Un sénateur, à droite. — C'est très juste.

M. le président. — Monsieur Delahaye, permettez-moi une observation ? En ce moment, le Sénat est uniquement saisi d'une demande de rectification tendant à rétablir dans le texte de l'article 1er qu'il a adopté le 12 juillet dernier les mots « ou à bord des bâtiments armés » qui ont été omis par erreur. Vous ne pouvez donc parler que sur la rectification proposée et non rouvrir un débat clos. ( Assentiment. )

M. Dominique Delahaye. — Monsieur le président, c'est la réouverture de cette discussion qui a été close que je demande au Sénat. Puisque le Sénat se propose de réparer une omission, il peut aujourd'hui, en même temps, en réparer une seconde. Ce serait nous montrer véritablement réparateurs inexpérimentés, quand on nous signale un oubli que de ne pas profiter de la circonstance pour en réparer un autre.

M. le président. — Monsieur Delahaye, je suis obligé de répéter que vos observations ne peuvent porter que sur la rectification demandée par la commission de l'armée. Vous opposez-vous à cette rectification ?

M. Dominique Delahaye. — Je m'y oppose parce qu'elle est incomplète. Voilà sous quelle forme je fais ma proposition à la haute Assemblée. Je n'admets pas que le Sénat ayant connu son oubli, persévère et veuille voter un projet de loi qui consacre une injustice au préjudice des plus dévoués serviteurs de la patrie. ( Très bien ! très bien ! à droite. )

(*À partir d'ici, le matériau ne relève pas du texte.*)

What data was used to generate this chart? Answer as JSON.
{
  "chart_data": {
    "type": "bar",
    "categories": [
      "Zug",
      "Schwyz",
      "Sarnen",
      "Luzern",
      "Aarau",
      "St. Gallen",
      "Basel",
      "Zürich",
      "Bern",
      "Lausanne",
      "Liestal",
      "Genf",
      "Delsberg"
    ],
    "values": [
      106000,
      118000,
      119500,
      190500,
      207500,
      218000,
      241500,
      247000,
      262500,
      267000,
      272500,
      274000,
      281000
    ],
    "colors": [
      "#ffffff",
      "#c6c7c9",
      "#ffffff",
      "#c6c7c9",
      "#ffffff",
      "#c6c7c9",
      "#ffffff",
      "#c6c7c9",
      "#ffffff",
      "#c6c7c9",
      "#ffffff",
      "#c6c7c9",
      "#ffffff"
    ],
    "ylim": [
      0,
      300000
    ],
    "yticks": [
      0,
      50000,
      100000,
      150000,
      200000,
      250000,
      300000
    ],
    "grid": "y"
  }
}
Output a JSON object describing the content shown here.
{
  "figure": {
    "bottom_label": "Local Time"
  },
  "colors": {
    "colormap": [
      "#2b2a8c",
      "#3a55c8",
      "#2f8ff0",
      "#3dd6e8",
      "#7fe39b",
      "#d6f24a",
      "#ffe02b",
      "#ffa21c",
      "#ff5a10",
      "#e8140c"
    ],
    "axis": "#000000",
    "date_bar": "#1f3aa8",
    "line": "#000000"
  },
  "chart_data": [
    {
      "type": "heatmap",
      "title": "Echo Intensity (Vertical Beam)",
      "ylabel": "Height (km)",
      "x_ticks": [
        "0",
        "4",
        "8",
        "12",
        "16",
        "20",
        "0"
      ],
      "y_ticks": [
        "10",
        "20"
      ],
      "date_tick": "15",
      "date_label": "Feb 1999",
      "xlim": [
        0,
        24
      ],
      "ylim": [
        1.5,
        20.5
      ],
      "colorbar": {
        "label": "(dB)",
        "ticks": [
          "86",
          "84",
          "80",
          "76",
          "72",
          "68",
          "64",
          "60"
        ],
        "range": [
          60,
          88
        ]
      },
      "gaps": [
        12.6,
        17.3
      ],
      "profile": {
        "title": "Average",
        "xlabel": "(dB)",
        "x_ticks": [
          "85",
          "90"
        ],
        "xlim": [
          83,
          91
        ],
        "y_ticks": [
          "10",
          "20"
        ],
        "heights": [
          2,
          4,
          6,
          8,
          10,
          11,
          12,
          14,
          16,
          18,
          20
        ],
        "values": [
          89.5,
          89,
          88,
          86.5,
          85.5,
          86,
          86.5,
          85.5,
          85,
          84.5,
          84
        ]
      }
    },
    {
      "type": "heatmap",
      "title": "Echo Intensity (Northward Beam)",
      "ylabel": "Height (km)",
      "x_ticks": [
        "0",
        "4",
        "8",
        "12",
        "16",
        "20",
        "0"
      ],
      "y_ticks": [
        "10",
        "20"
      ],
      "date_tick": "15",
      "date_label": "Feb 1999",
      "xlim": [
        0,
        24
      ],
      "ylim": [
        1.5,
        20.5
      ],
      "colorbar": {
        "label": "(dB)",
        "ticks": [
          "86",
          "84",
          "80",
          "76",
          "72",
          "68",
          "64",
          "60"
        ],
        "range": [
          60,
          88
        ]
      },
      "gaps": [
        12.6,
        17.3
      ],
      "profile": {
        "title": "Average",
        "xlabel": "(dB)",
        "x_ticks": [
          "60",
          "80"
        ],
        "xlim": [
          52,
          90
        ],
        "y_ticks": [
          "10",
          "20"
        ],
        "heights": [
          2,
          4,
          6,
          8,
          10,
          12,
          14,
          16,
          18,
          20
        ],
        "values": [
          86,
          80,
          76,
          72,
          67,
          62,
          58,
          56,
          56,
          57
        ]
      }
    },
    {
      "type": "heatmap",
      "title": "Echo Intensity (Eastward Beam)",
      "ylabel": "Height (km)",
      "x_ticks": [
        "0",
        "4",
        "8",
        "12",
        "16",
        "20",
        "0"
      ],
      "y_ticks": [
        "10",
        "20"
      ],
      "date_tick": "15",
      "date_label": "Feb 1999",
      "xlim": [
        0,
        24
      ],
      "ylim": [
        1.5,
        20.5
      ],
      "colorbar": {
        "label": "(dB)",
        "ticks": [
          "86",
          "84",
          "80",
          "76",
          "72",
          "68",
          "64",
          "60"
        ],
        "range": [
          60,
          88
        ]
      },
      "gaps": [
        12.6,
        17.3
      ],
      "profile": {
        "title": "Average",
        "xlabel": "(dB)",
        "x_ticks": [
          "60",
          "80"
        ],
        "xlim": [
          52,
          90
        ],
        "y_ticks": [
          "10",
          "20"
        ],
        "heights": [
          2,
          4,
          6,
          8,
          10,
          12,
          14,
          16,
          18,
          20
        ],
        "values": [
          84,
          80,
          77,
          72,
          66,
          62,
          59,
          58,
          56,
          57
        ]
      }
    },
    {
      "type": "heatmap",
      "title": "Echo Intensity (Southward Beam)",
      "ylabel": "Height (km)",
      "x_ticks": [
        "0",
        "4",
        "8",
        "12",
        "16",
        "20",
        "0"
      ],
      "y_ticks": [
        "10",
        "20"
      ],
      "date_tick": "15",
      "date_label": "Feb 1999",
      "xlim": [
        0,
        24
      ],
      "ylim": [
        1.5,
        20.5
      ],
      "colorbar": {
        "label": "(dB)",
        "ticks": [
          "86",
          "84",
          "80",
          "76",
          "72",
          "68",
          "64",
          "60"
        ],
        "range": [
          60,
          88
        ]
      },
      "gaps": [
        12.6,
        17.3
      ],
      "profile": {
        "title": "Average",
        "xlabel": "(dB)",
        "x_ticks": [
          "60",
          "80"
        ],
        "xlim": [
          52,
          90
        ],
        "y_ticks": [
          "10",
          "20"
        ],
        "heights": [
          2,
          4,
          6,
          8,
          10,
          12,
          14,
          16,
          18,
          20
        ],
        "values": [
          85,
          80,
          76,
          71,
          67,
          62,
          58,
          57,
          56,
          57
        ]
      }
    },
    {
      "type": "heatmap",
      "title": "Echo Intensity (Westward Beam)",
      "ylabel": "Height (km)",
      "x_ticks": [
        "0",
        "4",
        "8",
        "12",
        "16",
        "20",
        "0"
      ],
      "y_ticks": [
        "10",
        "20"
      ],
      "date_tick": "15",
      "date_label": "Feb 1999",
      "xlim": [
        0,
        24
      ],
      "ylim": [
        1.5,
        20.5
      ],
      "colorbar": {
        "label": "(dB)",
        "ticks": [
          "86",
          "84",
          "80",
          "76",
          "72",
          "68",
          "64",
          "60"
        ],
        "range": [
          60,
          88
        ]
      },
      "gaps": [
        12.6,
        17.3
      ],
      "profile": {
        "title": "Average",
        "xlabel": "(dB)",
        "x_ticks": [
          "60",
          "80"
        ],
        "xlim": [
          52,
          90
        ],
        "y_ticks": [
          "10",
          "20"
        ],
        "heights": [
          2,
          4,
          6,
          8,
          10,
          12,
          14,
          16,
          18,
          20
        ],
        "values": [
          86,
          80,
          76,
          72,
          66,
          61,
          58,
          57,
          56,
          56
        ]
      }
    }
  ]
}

M. le président. — Le Sénat est saisi d'une demande de rectification qu'il ne peut qu'adopter ou rejeter ; mais dans ce dernier cas, le projet devrait être présenté de nouveau à la Chambre des députés. ( Approbation. )

M. Dominique Delahaye. — C'est l'affaire de quarante-huit heures.

Sur un grand nombre de bancs.  — Aux voix ! aux voix !

M. le président. — Je mets aux voix, messieurs, la rectification demandée par la commission de l'armée.
( La proposition de la commission, mise aux voix, est adoptée. )

M. le président. — En conséquence, la rectification est ordonnée.

M. le comte de Pontbriand. — Et la proposition de M. Delahaye ?

M. le président. — C'est une proposition absolument distincte et en dehors de la question sur laquelle le Sénat vient de se prononcer. ( Très bien ! très bien ! )

 

 


 

 

"Le VÉTÉRAN" – N° 4 du 12 février 1912, page 16.

 

La Médaille de 1870

STANCES

Je te salue enfin, Médaille
De mil huit cent soixante dix,
Non, tu n'es pas une trouvaille,
Mais voici ce que je te dis :

On t'a reproché nos défaites,
Voyant les choses à l'envers ;
Nos vertus ne sont pas surfaites,
Toute médaille a son revers.

Tes ennemis te saluèrent
De leur mépris, de leurs discours :
Gagnés maintenant ils préfèrent
Te promettre enfin de beaux jours.

Tout Français aime le panache,
Et le moindre bout de ruban
Change le féroce bravache
En un mouton doux et bêlant.

Mais si, trahis par la Victoire
Nous n'avons plus à notre avoir
Que de minces lambeaux de gloire,
Nous avons fait notre devoir.

Il nous plaira donc, sans jactance
De nous parer de tes atours,
Comme une preuve de vaillance
En souvenir des mauvais jours.

Tu dois entretenir la flamme
Du patriotisme en nos cœurs,
Afin d'effacer de notre âme
La trace de tous nos rancœurs.

En attendant, pleins d'Espérance
Nous entrevoyons l'Avenir ;
Tu nous dis que pour notre France
De meilleurs jours vont revenir.

Déplorant le sort de nos armes,
Prévoyant de futurs combats,
Tu nous diras : « Séchez vos larmes
La Gloire vous attend là-bas ».

Sur la poitrine du grand-père
Tu diras aux petits enfants
Qu'ils se préparent à la Guerre
Avec des espoirs triomphants.

Quant reconquérant nos frontières
Nos braves soldats entrainés,
Guidés par les vertus altières,
Mourront pour venger leurs aînés.

Reste donc à ma boutonnière
Médaille de bronze et d'espoir,
Et dis à toute âme guerrière
L'idéal qu'elle doit avoir.

L'Abbé ACHILLE MEULEY.
Aumônier Titulaire de l'Armée en 1870.